茶社的台子上,一个中年女人半抱琵琶,手指轻拂两下,古乐悠长。
她提嗓唱了起来:“人生不相见,动如参与商。今夕复何夕,共此灯烛光……”
孟南渡凝神听了一会儿,收回目光,看向茶桌对面的女人。
“安全感的意思是?”他明知故问。
女人端正了坐姿,手指交叠搁在桌前,摆出在谈判桌上的气势。
“婚前房子要写我的名字。”
孟南渡端起茶杯,轻呷一口清茶,“还有呢?”
见他没有反对,女人神色微喜,继续说:“房子离我公司太远,我上班不太方便,所以还得买辆车。”

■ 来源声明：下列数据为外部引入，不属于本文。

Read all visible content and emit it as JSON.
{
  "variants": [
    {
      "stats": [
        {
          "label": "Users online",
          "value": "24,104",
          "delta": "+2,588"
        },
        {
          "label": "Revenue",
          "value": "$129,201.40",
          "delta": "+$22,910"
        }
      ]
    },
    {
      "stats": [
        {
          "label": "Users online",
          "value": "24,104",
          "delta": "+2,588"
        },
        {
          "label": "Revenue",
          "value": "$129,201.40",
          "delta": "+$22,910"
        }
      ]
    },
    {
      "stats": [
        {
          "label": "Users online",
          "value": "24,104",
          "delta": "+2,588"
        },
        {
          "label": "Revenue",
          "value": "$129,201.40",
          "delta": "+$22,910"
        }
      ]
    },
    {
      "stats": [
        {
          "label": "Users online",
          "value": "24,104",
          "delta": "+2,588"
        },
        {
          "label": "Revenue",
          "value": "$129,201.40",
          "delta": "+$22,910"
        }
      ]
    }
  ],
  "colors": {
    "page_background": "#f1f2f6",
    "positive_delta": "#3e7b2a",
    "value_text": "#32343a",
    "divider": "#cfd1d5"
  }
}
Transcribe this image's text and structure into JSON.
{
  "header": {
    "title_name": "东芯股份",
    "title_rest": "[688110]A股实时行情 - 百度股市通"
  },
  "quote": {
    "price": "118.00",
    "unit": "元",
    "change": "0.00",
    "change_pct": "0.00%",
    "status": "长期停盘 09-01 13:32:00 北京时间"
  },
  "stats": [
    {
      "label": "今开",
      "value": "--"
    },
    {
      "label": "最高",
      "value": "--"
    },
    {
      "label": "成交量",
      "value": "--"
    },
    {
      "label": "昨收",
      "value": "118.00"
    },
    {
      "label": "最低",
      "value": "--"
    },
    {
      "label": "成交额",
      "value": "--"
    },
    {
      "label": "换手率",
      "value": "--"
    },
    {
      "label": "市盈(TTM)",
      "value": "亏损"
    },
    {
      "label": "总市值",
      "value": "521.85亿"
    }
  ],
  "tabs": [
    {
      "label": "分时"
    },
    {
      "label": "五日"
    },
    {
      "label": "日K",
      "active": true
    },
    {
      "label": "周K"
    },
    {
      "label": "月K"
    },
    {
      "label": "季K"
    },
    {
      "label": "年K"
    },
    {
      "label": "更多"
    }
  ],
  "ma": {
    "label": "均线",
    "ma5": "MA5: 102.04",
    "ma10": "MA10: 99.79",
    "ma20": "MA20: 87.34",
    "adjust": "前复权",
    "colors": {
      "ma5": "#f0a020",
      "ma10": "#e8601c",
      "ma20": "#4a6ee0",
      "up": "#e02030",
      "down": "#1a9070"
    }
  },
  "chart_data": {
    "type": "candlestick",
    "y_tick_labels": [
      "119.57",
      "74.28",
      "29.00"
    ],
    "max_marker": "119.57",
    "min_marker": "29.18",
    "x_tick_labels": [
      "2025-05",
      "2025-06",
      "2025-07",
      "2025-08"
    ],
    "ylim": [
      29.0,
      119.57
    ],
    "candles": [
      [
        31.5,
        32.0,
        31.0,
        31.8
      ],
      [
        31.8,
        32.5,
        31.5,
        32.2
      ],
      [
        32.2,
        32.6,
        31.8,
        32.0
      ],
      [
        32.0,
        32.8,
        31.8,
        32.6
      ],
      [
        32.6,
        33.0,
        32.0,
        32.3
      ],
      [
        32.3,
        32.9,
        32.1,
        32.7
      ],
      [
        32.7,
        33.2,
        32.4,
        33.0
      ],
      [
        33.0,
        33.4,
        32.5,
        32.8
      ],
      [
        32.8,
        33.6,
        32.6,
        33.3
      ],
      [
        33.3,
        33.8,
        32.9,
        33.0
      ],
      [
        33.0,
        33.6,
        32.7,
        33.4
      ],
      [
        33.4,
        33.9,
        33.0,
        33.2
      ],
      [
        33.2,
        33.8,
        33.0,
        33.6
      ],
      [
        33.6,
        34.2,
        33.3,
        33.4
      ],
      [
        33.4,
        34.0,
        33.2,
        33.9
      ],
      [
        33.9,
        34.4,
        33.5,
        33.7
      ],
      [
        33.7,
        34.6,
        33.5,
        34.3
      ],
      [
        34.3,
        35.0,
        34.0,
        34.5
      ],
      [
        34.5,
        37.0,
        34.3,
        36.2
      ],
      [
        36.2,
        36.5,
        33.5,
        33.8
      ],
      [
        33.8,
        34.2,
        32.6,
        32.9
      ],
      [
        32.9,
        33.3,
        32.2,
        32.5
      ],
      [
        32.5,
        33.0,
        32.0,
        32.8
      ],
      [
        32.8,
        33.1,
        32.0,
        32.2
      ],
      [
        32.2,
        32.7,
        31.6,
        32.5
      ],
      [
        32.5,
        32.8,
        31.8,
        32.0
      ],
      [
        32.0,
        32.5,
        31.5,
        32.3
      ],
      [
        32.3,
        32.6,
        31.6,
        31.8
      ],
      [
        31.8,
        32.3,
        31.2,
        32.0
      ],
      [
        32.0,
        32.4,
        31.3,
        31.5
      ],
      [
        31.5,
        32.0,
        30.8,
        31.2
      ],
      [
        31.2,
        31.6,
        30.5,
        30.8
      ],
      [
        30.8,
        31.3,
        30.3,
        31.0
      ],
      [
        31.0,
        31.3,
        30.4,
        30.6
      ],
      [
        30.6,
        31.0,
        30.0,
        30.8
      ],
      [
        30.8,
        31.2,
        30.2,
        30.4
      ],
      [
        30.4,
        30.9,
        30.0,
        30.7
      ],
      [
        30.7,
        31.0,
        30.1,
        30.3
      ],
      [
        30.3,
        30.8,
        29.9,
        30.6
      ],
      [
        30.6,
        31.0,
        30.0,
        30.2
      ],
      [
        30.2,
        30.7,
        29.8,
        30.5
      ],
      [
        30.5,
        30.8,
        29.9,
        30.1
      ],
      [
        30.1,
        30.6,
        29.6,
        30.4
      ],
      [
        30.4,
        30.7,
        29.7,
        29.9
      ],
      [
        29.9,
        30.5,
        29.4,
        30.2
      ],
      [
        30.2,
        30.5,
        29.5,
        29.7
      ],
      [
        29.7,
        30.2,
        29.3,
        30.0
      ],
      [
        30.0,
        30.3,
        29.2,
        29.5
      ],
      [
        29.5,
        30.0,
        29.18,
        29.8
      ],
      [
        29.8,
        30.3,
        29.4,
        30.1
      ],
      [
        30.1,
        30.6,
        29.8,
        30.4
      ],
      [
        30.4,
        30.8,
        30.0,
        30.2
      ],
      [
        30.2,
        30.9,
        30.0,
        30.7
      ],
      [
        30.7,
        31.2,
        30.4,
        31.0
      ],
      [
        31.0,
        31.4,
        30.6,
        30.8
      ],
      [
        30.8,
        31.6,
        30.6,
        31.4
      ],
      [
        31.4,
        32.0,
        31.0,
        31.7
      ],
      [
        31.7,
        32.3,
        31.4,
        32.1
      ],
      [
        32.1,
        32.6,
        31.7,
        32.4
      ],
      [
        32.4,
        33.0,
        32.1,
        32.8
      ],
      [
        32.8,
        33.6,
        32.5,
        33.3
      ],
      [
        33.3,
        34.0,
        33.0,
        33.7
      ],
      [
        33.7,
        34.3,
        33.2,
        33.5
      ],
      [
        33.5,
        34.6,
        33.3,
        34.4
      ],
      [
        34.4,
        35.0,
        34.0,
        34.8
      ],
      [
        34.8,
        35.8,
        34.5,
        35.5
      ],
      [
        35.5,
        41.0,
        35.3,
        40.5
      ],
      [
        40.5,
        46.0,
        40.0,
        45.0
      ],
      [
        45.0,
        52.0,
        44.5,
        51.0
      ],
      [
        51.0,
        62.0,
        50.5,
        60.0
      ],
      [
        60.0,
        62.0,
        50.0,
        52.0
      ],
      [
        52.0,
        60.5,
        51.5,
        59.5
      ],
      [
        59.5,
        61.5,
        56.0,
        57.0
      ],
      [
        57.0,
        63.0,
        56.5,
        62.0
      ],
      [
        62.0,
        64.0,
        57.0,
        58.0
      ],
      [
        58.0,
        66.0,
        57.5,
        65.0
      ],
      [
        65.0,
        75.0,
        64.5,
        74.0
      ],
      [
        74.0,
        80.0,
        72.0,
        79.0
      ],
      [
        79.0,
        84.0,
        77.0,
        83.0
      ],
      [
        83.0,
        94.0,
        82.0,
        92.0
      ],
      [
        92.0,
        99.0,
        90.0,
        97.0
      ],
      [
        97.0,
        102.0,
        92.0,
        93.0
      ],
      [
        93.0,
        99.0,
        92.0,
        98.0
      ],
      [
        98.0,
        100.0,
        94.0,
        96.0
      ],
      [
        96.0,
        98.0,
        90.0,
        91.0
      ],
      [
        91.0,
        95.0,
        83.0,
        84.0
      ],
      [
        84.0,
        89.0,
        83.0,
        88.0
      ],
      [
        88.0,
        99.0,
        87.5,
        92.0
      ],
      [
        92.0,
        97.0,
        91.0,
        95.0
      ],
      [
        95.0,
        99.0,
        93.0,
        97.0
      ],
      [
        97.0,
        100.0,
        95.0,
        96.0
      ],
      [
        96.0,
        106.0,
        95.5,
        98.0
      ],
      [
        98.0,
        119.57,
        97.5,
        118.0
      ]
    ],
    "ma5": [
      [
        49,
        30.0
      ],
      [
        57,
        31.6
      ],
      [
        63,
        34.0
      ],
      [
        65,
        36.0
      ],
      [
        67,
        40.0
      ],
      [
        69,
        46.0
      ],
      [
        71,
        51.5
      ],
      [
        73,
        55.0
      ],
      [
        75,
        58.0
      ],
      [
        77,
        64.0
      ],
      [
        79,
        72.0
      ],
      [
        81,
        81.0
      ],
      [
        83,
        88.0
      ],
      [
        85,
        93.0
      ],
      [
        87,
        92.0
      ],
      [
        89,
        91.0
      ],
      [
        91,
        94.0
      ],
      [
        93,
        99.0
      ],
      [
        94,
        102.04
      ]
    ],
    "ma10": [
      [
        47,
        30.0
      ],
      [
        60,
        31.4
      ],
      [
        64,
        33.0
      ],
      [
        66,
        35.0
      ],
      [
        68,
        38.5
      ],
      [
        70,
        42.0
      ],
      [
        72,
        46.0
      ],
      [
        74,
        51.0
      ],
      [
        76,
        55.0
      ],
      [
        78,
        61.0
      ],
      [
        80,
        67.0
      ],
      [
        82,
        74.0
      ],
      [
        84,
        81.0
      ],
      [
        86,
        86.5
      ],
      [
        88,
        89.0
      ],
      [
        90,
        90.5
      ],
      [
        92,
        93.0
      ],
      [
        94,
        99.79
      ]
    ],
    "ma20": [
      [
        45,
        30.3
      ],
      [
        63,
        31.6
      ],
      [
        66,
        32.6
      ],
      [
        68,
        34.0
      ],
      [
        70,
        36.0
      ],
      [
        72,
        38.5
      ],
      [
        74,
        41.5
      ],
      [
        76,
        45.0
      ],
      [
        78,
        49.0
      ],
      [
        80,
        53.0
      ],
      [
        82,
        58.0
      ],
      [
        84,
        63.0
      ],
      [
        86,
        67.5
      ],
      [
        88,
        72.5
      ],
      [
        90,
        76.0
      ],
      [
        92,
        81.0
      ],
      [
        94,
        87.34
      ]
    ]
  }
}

孟南渡提起茶壶,给自己倒了杯茶,淡淡地说:“没了吗?”
女人思索片刻,娇俏一笑:“给我弟弟介绍一份工作,最好是体制内,有编制的。”
木质的雕花窗外,满墙的绿藤随风轻舞,阳光一晃一晃,跃入孟南渡的眼中。
他竟看得入迷了,半晌不语,直到女人的手,在他面前挥了一下。
“这几件事不难,我想你不会反对吧?”女人目光灼灼,里面盛满了期待。
孟南渡垂眸,低笑着说:“如果没记错的话,这是我们第一次见面吧?”
女人一愣,淡定地笑了:“没错。但既然来相亲了,你总得表现出诚意吧?我要根据你的回答,决定以后要不要交往下去。”
“那我替你决定吧。”孟南渡往椅背一靠,扬起下巴看着她,眼里带着几分玩世不恭的懒洋洋,“我们俩,没有以后。”
女人脸色倏地冷了下来,猩红的嘴抿成一条线,杏眼圆瞪。半晌,她终于提包起身,气哼哼地走了。
孟南渡不在意地笑笑,转头继续听小曲。
曲调悠悠,咿咿呀呀唱的是闽南语,他依稀听懂了几句:“焉知二十载,重上君子堂。昔别君未婚,儿女忽成行……”
他闭上眼,缓缓呼吸,等心里突如其来的抽痛过去。
乔舒颜已经走了半年了。
日子平静地过着,没什么不同。
他的工作时忙时闲,大部分时间忙得昏天暗地,偶尔清闲得朝九晚五。
不同的是,下班后的生活丰富了许多。相亲、约会、聚餐,他一概不拒,玩得深更半夜才到家,仿佛关久了的野兽重回大自然。
经常醉醺醺地回到家,倒在沙发上,合衣而眠,第二天匆忙洗漱后,照常去上班。
只是某天夜里,他大醉一场,突然惊醒,才发现偌大的房子黑暗寂静,像个死人的墓居。